Some of this information is available. The CollegeScorecard.ed.gov allows students to compare colleges and universities average annual costs, graduation rates and salaries after attending.

According to HCC’s Academic Dashboard, most students transfer to the University of Houston main campus (1,477 in 2016) or the University of Houston Downtown (725 in 2016). The College Scorecard reports that the average graduation rate for UH main is 48 percent versus UHD’s 16 percent. The average post-graduation salary is $48,900 for UH main graduates, and $42,500 for UHD graduates.

However, the problem with this info is that it’s aggregate. Currently these numbers only show the college’s average graduation rate and post-graduation salary for all majors and programs. This means the graduation rates of engineers and art history majors are averaged together (engineering programs typically have lower graduation rates), and the post-graduation salaries of engineers and art history majors are averaged together (engineering majors usually make a lot more). These aggregate numbers do little to help students make the right choice for them and their chosen profession.

Perhaps even more glaring to HCC students is that all the data available from the College Scorecard only reflects first-time, full-time undergraduate students graduation rates and data. Part-time and transfer students are not counted in the data.

It’s not that this information doesn’t exist. Schools, the Department of Education, the IRS and other agencies all collect and store data on schools. They collect info on tuition and fees, enrollment numbers, programs or majors offered, as well as graduate’s unemployment rates and salary ranges. For example, a student’s degree can be linked to their post-graduation employment and earnings through the IRS.

This disconnect is due to a one-paragraph federal policy called the Student Unit Record Ban which was made law as part of the 2008 reauthorization of the Higher Education Act. Championed in large part by lobbyists for for-profit and private non-profit institutions, the Student Unit Record Ban blocks the Department of Education from collecting information about individual students due to privacy concerns on even anonymous student-level data.

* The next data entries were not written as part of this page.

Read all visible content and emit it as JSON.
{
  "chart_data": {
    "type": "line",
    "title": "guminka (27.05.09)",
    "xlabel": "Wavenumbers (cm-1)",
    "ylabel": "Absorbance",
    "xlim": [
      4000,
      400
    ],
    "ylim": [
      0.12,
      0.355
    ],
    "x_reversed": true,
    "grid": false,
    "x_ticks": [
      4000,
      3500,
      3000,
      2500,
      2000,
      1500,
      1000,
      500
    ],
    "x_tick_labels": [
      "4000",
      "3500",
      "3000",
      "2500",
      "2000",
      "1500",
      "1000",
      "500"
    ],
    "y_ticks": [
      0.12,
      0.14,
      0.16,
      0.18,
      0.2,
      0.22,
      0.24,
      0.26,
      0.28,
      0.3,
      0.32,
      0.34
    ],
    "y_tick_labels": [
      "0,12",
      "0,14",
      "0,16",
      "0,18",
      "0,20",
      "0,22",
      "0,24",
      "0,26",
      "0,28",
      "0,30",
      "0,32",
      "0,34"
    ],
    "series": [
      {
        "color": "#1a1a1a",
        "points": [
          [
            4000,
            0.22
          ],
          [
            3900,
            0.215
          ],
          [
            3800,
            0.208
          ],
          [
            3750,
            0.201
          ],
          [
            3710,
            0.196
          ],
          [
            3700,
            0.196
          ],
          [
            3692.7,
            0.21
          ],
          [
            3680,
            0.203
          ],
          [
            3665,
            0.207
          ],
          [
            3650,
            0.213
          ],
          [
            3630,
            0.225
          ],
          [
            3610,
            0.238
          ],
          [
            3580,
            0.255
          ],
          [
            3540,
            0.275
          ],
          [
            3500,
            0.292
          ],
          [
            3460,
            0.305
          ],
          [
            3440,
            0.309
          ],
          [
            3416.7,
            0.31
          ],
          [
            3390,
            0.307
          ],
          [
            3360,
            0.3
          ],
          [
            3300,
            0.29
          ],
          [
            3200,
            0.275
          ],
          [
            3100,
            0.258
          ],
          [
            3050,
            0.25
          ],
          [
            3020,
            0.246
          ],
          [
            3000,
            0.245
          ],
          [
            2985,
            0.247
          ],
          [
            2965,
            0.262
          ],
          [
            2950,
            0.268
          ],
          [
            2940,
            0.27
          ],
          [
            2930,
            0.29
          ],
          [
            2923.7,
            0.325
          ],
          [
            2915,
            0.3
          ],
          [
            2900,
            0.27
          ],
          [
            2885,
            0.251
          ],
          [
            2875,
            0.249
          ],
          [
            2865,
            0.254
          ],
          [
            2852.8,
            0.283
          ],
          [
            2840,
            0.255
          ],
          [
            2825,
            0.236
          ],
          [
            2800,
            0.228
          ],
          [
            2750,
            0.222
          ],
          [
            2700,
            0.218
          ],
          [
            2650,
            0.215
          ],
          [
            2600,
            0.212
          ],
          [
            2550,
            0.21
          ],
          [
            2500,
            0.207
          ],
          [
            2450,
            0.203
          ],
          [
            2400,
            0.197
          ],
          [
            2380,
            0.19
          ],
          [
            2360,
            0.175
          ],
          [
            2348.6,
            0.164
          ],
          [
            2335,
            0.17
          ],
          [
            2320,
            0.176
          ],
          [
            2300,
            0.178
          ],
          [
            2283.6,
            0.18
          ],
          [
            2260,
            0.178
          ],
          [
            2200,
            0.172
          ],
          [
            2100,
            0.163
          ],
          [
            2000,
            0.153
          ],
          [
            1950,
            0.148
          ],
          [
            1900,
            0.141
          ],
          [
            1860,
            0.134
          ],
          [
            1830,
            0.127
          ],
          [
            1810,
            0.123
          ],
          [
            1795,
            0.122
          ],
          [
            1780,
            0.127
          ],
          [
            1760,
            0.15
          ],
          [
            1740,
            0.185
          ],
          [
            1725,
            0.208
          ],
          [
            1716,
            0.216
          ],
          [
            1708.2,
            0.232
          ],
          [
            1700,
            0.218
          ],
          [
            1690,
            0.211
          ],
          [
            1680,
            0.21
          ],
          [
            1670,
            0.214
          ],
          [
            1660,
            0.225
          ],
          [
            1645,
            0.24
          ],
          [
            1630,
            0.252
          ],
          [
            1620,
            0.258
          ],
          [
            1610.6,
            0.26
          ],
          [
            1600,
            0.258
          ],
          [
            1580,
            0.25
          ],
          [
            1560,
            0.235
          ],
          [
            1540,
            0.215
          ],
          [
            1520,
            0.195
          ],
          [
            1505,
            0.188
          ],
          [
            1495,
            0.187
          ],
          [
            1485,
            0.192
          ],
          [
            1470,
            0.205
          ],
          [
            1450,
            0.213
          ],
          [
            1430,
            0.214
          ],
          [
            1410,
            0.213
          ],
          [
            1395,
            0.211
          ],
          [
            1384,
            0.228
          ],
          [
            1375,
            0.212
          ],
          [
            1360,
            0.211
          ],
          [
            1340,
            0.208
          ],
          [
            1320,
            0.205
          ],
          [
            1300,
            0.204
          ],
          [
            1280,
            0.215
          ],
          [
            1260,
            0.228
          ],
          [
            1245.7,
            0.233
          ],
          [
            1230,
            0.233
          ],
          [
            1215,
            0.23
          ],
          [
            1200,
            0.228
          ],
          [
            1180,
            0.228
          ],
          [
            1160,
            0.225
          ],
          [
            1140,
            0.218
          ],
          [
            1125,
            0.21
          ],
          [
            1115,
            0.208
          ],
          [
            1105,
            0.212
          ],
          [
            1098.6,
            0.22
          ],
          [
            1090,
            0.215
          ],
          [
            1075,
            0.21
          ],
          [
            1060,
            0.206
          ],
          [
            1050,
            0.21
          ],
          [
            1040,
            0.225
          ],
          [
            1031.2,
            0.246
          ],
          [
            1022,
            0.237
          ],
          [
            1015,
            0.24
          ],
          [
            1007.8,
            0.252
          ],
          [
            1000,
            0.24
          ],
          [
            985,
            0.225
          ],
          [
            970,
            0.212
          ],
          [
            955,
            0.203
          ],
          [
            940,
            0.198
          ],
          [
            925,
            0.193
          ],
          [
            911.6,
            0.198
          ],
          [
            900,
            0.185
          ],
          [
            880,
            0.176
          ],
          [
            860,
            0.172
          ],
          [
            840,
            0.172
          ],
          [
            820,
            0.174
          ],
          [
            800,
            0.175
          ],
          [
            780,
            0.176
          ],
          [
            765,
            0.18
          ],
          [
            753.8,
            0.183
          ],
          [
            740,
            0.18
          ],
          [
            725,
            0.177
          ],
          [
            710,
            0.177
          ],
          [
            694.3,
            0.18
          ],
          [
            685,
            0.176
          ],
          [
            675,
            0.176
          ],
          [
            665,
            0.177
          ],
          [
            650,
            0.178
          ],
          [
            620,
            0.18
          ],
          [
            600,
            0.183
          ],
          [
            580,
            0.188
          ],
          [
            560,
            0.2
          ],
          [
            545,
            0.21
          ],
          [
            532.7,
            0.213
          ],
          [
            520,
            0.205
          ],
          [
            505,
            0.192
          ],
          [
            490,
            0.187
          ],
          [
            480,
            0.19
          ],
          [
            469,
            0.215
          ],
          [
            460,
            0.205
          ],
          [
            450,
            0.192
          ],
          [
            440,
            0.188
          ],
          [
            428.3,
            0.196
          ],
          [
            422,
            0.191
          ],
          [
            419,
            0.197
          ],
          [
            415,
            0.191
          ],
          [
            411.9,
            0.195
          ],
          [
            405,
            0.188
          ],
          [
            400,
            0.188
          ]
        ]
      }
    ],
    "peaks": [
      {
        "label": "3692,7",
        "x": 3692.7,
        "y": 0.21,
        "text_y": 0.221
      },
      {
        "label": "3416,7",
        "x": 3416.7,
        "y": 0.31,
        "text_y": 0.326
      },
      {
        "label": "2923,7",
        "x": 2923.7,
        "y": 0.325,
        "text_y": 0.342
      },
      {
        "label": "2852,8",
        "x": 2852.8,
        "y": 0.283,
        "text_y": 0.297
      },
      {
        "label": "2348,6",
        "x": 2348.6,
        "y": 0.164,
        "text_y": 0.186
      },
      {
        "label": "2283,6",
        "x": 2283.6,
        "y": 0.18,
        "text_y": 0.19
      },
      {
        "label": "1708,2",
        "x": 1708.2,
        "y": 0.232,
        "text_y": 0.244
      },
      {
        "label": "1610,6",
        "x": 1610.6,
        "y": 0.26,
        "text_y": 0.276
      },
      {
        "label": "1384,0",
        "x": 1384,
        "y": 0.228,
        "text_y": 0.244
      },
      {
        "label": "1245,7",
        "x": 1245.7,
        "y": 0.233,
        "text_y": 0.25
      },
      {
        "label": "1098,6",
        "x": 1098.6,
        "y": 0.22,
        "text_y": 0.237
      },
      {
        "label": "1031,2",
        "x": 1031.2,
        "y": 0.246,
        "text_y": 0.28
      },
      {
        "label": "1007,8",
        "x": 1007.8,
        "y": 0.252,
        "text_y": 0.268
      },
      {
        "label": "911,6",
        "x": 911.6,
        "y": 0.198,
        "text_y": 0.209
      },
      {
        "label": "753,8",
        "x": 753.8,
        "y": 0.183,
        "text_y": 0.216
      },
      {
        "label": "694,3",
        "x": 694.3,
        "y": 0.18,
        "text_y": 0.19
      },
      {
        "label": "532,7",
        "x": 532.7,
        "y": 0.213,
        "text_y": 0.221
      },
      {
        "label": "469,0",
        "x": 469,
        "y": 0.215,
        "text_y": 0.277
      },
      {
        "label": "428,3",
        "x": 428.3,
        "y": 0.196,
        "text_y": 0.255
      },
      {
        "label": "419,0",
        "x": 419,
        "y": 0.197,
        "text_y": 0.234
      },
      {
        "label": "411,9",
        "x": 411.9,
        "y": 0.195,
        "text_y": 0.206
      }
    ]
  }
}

Some schools offer more support for minority, low-income and first generation students. While one university may have a better overall graduation rate, what school is the best at graduating transfer minority students? Such info would certainly help students make better decisions on what schools to attend.

All college tuition is pricey, but the sticker shock of transferring from a community college to a four-year school can be daunting. Students deserve meaningful data to help them make the right choice of what university program will be best for them. Congress should overturn the student unit record ban to enable and empower students with the information to make a wise investment in their education and future.